Parlaci di te: tre pregi e tre difetti?

“Difetti: sono eternamente alla ricerca della perfezione senza ovviamente mai poterla raggiungere. Quindi deriva il mio secondo difetto, sono sempre insoddisfatto. Infine dedico poco tempo al pairing, allo studio del vino, per me conta principalmente il piatto e il suo sapore, mentre dovrei essere attento anche a questi aspetti.
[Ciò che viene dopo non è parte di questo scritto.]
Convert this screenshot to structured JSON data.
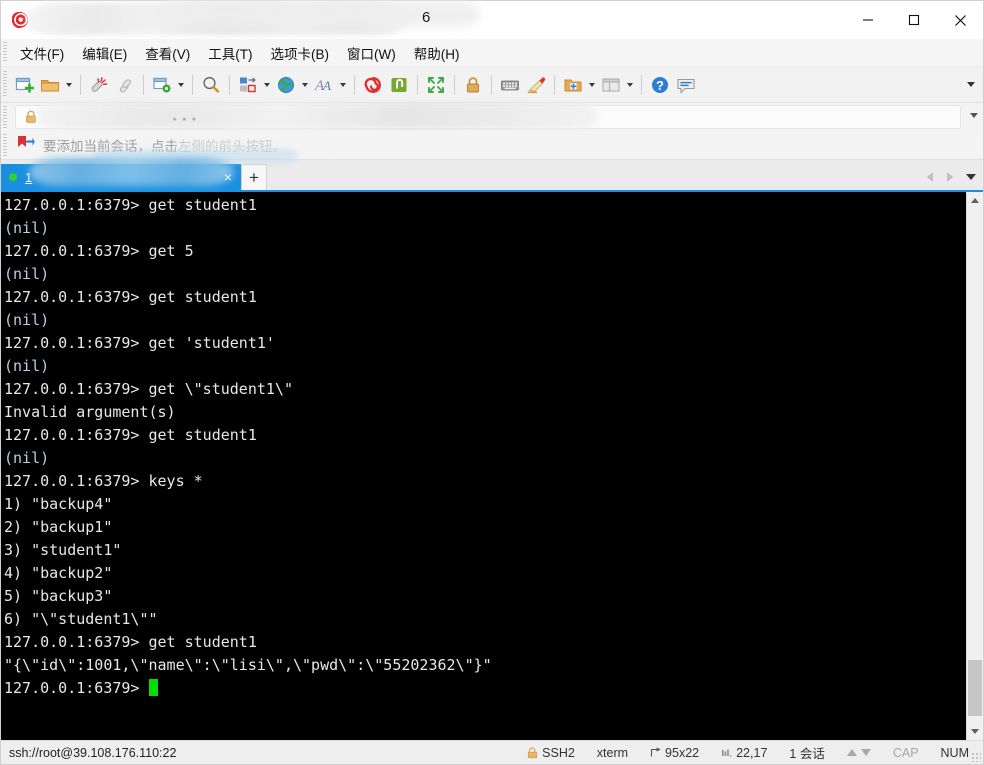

Pregi: sono molto diretto e sincero, talvolta forse non dovrei essere così cristallino. Sono una persona molto positiva, cerco sempre di trovare una soluzione di fronte a qualsiasi problema. E poi provo ancora curiosità, provo ancora la gioia della meraviglia, sono entusiasta del mio lavoro”.

Quali sono i piani per il futuro?

“Sicuramente portare a compimento il progetto del Capogiro, il ristorante gourmet, e tutta la ristorazione del 7Pines che abbiamo appena iniziato, la scorsa stagione è stata proprio una start up di 50 giorni. Quindi la partita è ancora tutta da giocare. Per me è importante definire la nostra identità, vogliamo farci conoscere all’esterno ed essere percepiti come un ristorante di territorio, rappresentativo della cucina locale e mediterranea. Infine vorrei creare una scuola di cucina gratuita, attiva sono nei periodi nei quali siamo chiusi. Si tratterà di circa 10-20 ragazzi da formare per questo lavoro, e ovviamente per i più volenterosi, dare loro un primo contratto per la prossima stagione”.

Quale sarà il futuro della cucina? E che importanza pensi avranno gli stellati?

“Dovremo tutti tornare alla normalità. Si è arrivati all’estremismo nella cucina, tralasciando la riconoscibilità dei singoli ingredienti. E l’italianità, talvolta la diamo così per scontata, da lasciarla da parte. Il ruolo degli stellati sarà sempre più importante nel futuro con un impegno importante verso l’estero e verso la stessa Italia. Sia perché non siamo il popolo degli spaghetti al pomodoro e mandolino (per il pubblico estero) sia per sottolineare il rapporto con il cibo e realizzare una riscoperta. Vorrei che non si perdesse la cultura e un po’ la venerazione che noi italiani abbiamo per il buon mangiare: nel futuro spero che i nostri giovani non si nutrano nei fast food. Un esempio per fare cultura del cibo? Utilizzare la pala di fico, una pianta che non viene utilizzata che dall’antichità o il manzo di bue rosso al posto della più famosa chianina. O ancora l’importanza dell’olio, io promuovo quello sardo oppure il riutilizzo degli scarti per fare l’olio aromatizzato”.